Diabetes renalis
von altgriechisch: διαβαίνειν ("diabainein") - hindurchfließen und lateinisch: ren - Niere
Synonyme: Nierendiabetes, Diabetes innocens, Diabetes innocuus, Nierenharnruhr und normoglykämische Glucosurie, primäre renale Glukosurie
Englisch: renal diabetes
Definition
Der Diabetes renalis ist eine Funktionsstörung der Niere, bei der es zu einer verringerten Rückresorption von Glukose im Tubulus kommt. Er ist nicht zu verwechseln mit dem Diabetes insipidus renalis.
Epidemiologie
Die Verbreitung des Diabetes renalis in der Bevölkerung wird nicht systematisch erfasst, sodass es keine verlässlichen epidemiologischen Daten gibt. Schätzungen zufolge liegt die Inzidenz der Erkrankung in der allgemeinen Bevölkerung bei etwa 0,3%.
Einteilung
Primäre Form
Die häufigere primäre Form des Diabetes renalis ist angeboren und äußert sich durch eine kontinuierliche Glukosurie. Sie entsteht durch eine Loss-of-Function-Mutation im Gen von SGLT-2, der ein Natrium-gekoppelter Glukose-Kotransporter im proximalen Tubulus ist. Möglich sind auch Mutationen des SGLT-1-Gens oder des GLUT2-Gens. Durch den Ausfall der Glukosetransporter ist die Nierenschwelle für Glukose deutlich herabgesetzt, d.h. die glomerulär filtrierte Glukosemenge überschreitet die maximale Kapazität der Transportproteine.
Sekundäre Form
Im Zusammenhang einer Schwangerschaft kann ein erworbener, kurzzeitiger Diabetes renalis entstehen, der auch Schwangerschaftsglukosurie genannt wird. Als Ursache werden hier hormonelle Faktoren angesehen. Weitere Ursachen für einen erworbenen Diabetes renalis sind akute oder chronische Entzündungen sowie degenerative Veränderungen der Niere.
Klinik
Der Diabetes renalis geht mit einem hyperosmolaren Endharn, Polyurie, Glukosurie, Polydipsie und Polyphagie einher.

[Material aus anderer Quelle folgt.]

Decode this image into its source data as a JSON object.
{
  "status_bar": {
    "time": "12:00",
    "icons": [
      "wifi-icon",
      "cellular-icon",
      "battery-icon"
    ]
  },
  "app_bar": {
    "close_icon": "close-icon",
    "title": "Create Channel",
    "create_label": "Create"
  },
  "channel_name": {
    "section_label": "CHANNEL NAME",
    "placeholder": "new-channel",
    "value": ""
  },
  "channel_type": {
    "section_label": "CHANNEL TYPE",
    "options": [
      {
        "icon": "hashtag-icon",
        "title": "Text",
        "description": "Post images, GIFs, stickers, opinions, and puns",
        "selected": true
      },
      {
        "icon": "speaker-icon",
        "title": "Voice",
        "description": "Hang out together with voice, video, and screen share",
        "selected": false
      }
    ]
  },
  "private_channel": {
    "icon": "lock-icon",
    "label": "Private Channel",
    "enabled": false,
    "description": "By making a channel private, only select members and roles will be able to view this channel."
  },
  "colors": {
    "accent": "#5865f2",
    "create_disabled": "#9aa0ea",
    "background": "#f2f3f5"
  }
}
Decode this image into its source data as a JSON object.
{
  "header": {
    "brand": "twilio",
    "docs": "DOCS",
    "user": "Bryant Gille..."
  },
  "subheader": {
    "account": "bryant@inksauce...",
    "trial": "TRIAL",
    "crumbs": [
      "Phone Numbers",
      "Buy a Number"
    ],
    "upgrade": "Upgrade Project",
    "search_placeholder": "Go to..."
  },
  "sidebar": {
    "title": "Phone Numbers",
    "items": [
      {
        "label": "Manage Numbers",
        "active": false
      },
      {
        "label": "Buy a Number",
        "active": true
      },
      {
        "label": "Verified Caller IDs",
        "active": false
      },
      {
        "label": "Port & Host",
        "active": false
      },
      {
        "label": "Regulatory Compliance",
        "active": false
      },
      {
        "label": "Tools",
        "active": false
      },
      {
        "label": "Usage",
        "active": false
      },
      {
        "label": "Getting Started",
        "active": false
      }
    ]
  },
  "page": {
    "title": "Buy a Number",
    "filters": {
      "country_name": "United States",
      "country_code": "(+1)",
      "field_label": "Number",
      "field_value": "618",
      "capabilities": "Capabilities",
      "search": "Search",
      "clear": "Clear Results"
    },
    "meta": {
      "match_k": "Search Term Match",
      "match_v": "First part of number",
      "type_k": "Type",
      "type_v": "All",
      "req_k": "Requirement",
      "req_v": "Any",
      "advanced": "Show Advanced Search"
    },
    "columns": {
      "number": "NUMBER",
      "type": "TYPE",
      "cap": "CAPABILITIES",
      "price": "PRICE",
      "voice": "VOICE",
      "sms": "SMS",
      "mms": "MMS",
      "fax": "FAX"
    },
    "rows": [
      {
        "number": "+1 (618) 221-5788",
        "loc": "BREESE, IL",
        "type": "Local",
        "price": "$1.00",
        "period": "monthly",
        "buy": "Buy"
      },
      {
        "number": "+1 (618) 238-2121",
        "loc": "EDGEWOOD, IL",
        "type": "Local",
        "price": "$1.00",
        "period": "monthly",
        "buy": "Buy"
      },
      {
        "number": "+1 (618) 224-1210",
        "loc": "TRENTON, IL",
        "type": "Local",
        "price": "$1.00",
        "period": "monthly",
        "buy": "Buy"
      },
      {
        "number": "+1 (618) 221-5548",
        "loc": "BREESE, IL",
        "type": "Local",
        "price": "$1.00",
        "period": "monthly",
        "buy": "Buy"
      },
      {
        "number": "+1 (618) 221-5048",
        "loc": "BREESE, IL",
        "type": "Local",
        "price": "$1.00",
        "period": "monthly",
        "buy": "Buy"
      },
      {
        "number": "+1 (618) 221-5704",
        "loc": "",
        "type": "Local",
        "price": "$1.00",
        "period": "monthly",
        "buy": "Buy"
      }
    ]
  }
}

Gelegentlich kann es auch zu milden Hypoglykämien, Dyspnoe, Müdigkeit, Schwäche oder Nervosität kommen. Die Glukosetoleranz ist normal, die Patienten haben außerdem keinen erhöhten Blutzuckerspiegel.
Durch den fehlenden elektrogenen Transport von Glukose im Symport mit Natriumionen sind Elektrolytstörungen möglich.
Pharmakologie
SGLT-2-Inhibitoren wie Dapagliflozin imitieren den pathophysiologischen Mechanismus des Diabetes renalis und lösen über eine reversible Hemmung von SGLT-2 eine gezielte Glukosurie aus. Sie werden zur Therapie des Diabetes mellitus eingesetzt.